Opened 16 years ago
Closed 16 years ago
#2107 closed defect (fixed)
ASCII grid disregards nodatavalue when choosing data type
Reported by: | asgerpetersen | Owned by: | Mateusz Łoskot |
---|---|---|---|
Priority: | normal | Milestone: | 1.5.1 |
Component: | GDAL_Raster | Version: | svn-trunk |
Severity: | normal | Keywords: | AAIGRID type statistics |
Cc: | warmerdam |
Description
When choosing the data type for an ascii grid the driver doesn't care about the no data value which can lead to very wrong results.
Short example:
The grid
ncols 2 nrows 2 xllcorner 500000.00 yllcorner 6100000.00 cellsize 1 nodata_value -999999 39 13 -999999 22
returns the following statistics from gdalinfo -stats:
Band 1 Block=2x1 Type=Int16, ColorInterp=Undefined Minimum=-32145.000, Maximum=39.000, Mean=-12263.000, StdDev=13410.683 NoData Value=-999999 Metadata: STATISTICS_MINIMUM=-32145 STATISTICS_MAXIMUM=39 STATISTICS_MEAN=-12263
I think it should be possible to use a nodatavalue which is well outside the domain of the data values. So, in the above case the driver should choose GDT_Float32 from looking at the nodatavalue alone. This would have the nice side effect, that it makes the complete file scan unnecessary in cases like this.
Change History (8)
comment:1 by , 16 years ago
Cc: | added |
---|---|
Component: | default → GDAL_Raster |
Keywords: | AAIGRID added |
Owner: | changed from | to
comment:2 by , 16 years ago
Keywords: | type statistics added |
---|---|
Status: | new → assigned |
Version: | → svn-trunk |
If I understand this report correctly, there are actually two issues:
- Use nodata value to determine data type of a grid
according to following algorithm:
if nodata is float-point number { set grid data type to GDT_Float32 } else // nodata is integral number { for pixels in sample chunk) { if float-point numbers found set data type to GDT_Float32 else set data type to GDT_Integer16 (default type) } }
- When calculating statistics, nodata value should be also compared, so no data is not out of range of min/max value:
min = MIN( calculated_min, nodata_value ) max = MAX( calculated_max, nodata_value )
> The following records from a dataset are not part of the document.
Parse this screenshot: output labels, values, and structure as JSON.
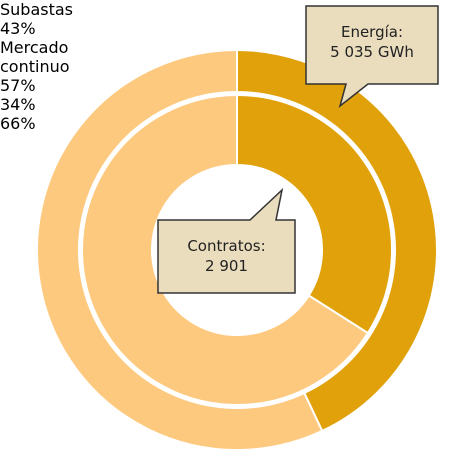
{
  "chart_data": {
    "type": "donut",
    "categories": [
      "Subastas",
      "Mercado continuo"
    ],
    "colors": [
      "#E0A10A",
      "#FDC97E"
    ],
    "series": [
      {
        "values": [
          43,
          57
        ],
        "value_labels": [
          "43%",
          "57%"
        ]
      },
      {
        "values": [
          34,
          66
        ],
        "value_labels": [
          "34%",
          "66%"
        ]
      }
    ],
    "annotations": [
      {
        "title": "Energía:",
        "text": "5 035 GWh"
      },
      {
        "title": "Contratos:",
        "text": "2 901"
      }
    ]
  }
}
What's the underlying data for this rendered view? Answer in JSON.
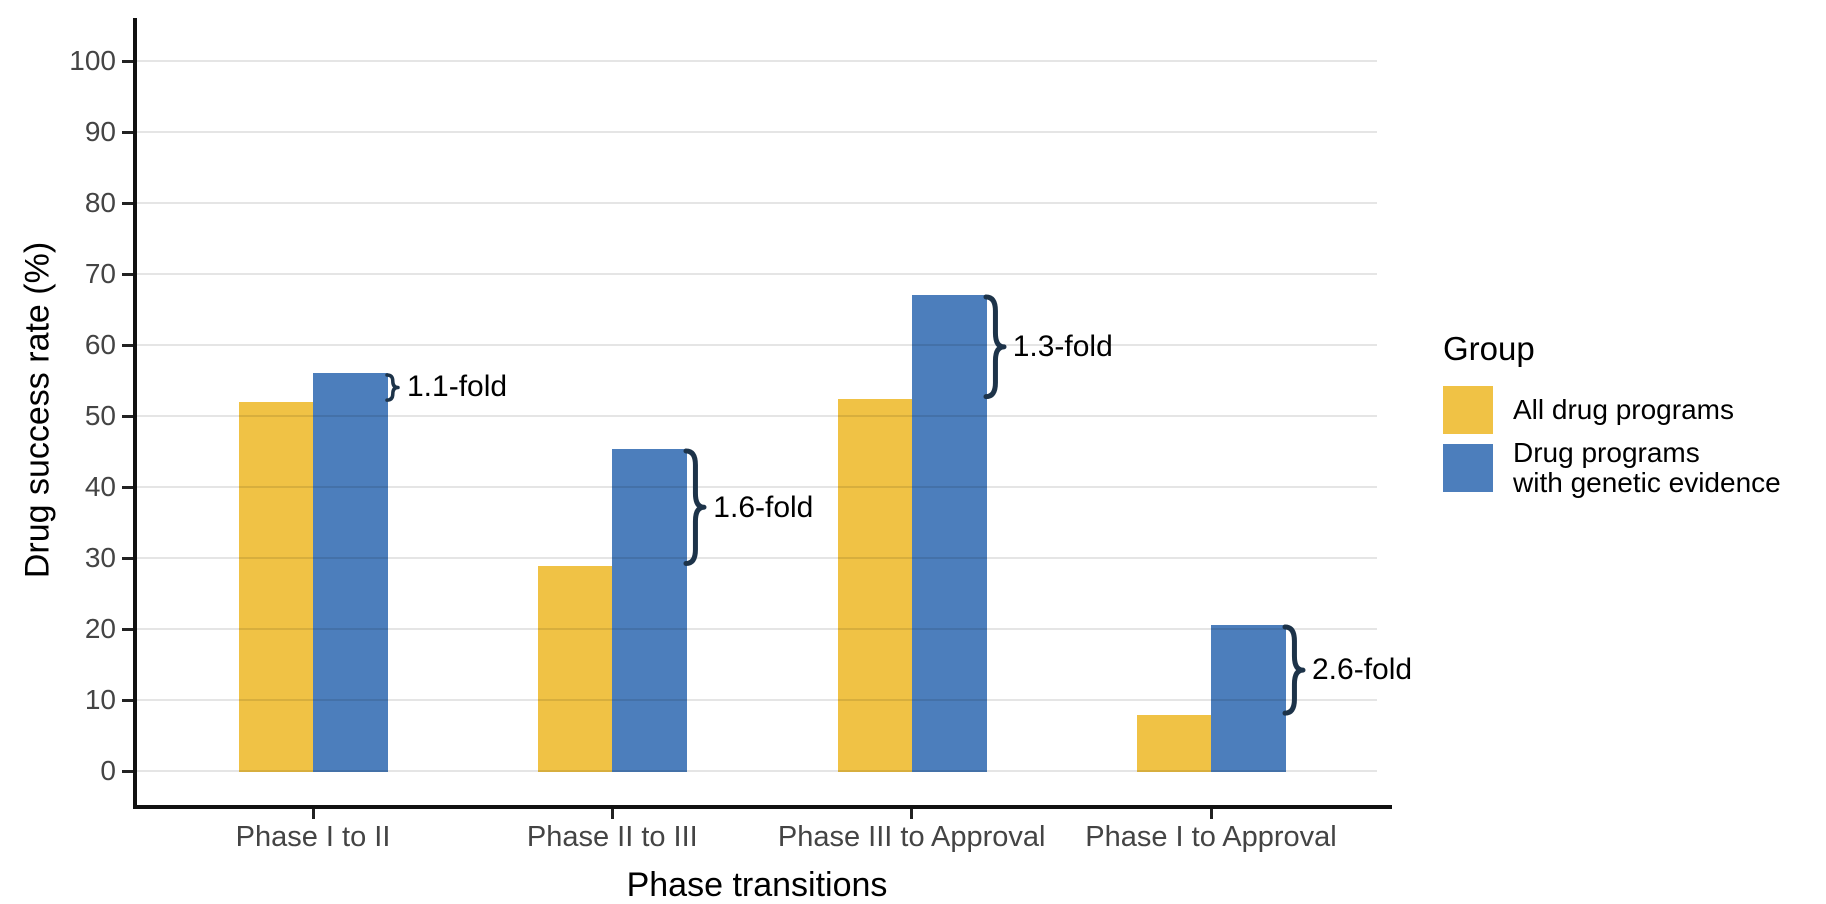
{
  "legend": {
    "title": "Group",
    "items": [
      {
        "lines": [
          "All drug programs"
        ],
        "color": "#F0C245"
      },
      {
        "lines": [
          "Drug programs",
          "with genetic evidence"
        ],
        "color": "#4C7EBC"
      }
    ]
  },
  "chart_data": {
    "type": "bar",
    "title": "",
    "xlabel": "Phase transitions",
    "ylabel": "Drug success rate (%)",
    "categories": [
      "Phase I to II",
      "Phase II to III",
      "Phase III to Approval",
      "Phase I to Approval"
    ],
    "series": [
      {
        "name": "All drug programs",
        "color": "#F0C245",
        "values": [
          52.0,
          28.9,
          52.4,
          7.9
        ]
      },
      {
        "name": "Drug programs with genetic evidence",
        "color": "#4C7EBC",
        "values": [
          56.1,
          45.3,
          67.0,
          20.6
        ]
      }
    ],
    "annotations": [
      {
        "category": "Phase I to II",
        "label": "1.1-fold"
      },
      {
        "category": "Phase II to III",
        "label": "1.6-fold"
      },
      {
        "category": "Phase III to Approval",
        "label": "1.3-fold"
      },
      {
        "category": "Phase I to Approval",
        "label": "2.6-fold"
      }
    ],
    "annotation_color": "#1d3349",
    "ylim": [
      0,
      100
    ],
    "yticks": [
      0,
      10,
      20,
      30,
      40,
      50,
      60,
      70,
      80,
      90,
      100
    ],
    "grid": true,
    "gridline_color": "#e4e4e4",
    "axis_color": "#111111",
    "legend_position": "right"
  }
}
The 1st issue can be solved directly in AAIGrid driver. The 2nd issue seems to be solvable in GDALComputeRasterMinMax function only, so the fix would apply to all GDAL drivers. I think , this is generally correct that nodata value is in range of all values:
min <= nodata < max or min < nodata <= max
Could you confirm if I've caught the problem correctly?
comment:3 by , 16 years ago
Mateusz,
I believe point 2 is not right. nodata values should not be included in min/max statistics if possible. I think you can just focus on point 1.
comment:4 by , 16 years ago
Frank,
I'm an idiot. I've no idea why I wanted to use nodata in statistics computation. This is completely stupid idea that nodata value is in range of all values. Sorry for that.
comment:7 by , 16 years ago
Resolution: | fixed |
---|---|
Status: | closed → reopened |
Actually that is not what I meant. My problem was overflow. It doesn't matter if the nodatavalue is float if there are no nodatavalues in the data or if the nodatavalues in data are represented as ints.
I'm nut sure it is a good idea to make data type float just because the nodatavalue is float. Some drivers (I think GDAL included) always write the nodata as a float regardless of the "real" data type.
What actually meant was something like:
if nodata < -32,768 or nodata > 32,767 { set grid data type to GDT_Float32 } else { for pixels in sample chunk) { if float-point numbers found set data type to GDT_Float32 else set data type to GDT_Integer16 (default type) } }
I'm sorry, I din't come back to this before. You two are just too fast for me :-)
comment:8 by , 16 years ago
Resolution: | → fixed |
---|---|
Status: | reopened → closed |
I agree that the nodata value should be considered in the data range for ascii files.